Albanese has sought a less-confrontational approach to China after an election win in May 2022, with the aim of stabilizing relations with Australia’s main trading partner while acknowledging areas of disagreement.
Albanese said his meeting Monday with Chinese President Xi Jinping was “one of goodwill.” He said he raised the case of the Australian writer and democracy activist Yang Hengjun, who has been detained by China for almost five years.
Australian government officials are hopeful that the last remaining Chinese restrictions on the country’s export commodities, including seafood and beef, will be scrapped by the end of the year. China has also said it would undertake a five-month review of duties it imposed on Australian wine.
Albanese told reporters in Beijing that his talks with the Chinese leader were broad.
“I did discuss international issues with President Xi and the importance of stability in the region and open channels of communication," he said. "We also discussed our bilateral relationship. I raised consular and human rights issues during the meeting as well.”

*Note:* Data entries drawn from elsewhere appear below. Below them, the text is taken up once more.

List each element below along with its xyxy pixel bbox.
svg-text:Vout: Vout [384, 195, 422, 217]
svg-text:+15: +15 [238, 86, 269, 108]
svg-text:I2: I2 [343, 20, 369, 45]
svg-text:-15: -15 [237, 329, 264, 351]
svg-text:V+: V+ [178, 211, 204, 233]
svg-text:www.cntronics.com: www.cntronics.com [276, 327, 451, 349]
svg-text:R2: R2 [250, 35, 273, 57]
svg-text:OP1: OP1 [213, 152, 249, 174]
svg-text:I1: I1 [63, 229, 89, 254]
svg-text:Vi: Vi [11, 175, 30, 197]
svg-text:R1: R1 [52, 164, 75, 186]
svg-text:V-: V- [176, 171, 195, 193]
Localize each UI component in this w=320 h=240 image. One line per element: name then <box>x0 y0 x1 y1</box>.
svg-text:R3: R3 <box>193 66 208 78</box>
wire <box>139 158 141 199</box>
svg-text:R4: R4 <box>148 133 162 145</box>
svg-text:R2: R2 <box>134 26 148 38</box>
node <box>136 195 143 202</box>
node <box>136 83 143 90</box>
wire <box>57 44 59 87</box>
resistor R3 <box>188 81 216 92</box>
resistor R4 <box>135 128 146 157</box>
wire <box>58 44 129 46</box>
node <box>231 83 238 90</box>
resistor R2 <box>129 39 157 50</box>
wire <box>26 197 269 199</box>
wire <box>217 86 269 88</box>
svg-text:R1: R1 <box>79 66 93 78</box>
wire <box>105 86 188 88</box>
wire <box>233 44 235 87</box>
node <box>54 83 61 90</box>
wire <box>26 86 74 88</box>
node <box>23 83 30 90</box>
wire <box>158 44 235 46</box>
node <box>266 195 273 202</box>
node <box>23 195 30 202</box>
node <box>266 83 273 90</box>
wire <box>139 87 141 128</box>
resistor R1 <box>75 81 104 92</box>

But opposition Liberal Party Senator Simon Birmingham told the Australian Broadcasting Corp. Tuesday that the Canberra government must remain vigilant about China’s ambitions.
“We have seen Australia’s and other international security chiefs provide new warnings about the extent of Chinese cyber espionage," he said. "We have seen the Chinese navy undertake aggressive action against the Philippines in the South China Sea. Whilst this visit might be positive, the Albanese government [must] not get any rose-colored glasses about the challenges that are there as well.”
China accounts for about a third of Australia’s global trade. Analysts say that China is highly dependent on Australian raw materials, including iron ore and liquefied natural gas, to help build its economy.
Albanese has invited Xi to visit Australia in the near future, while the Chinese president also asked the Australian prime minister to return to China and visit other parts of his country.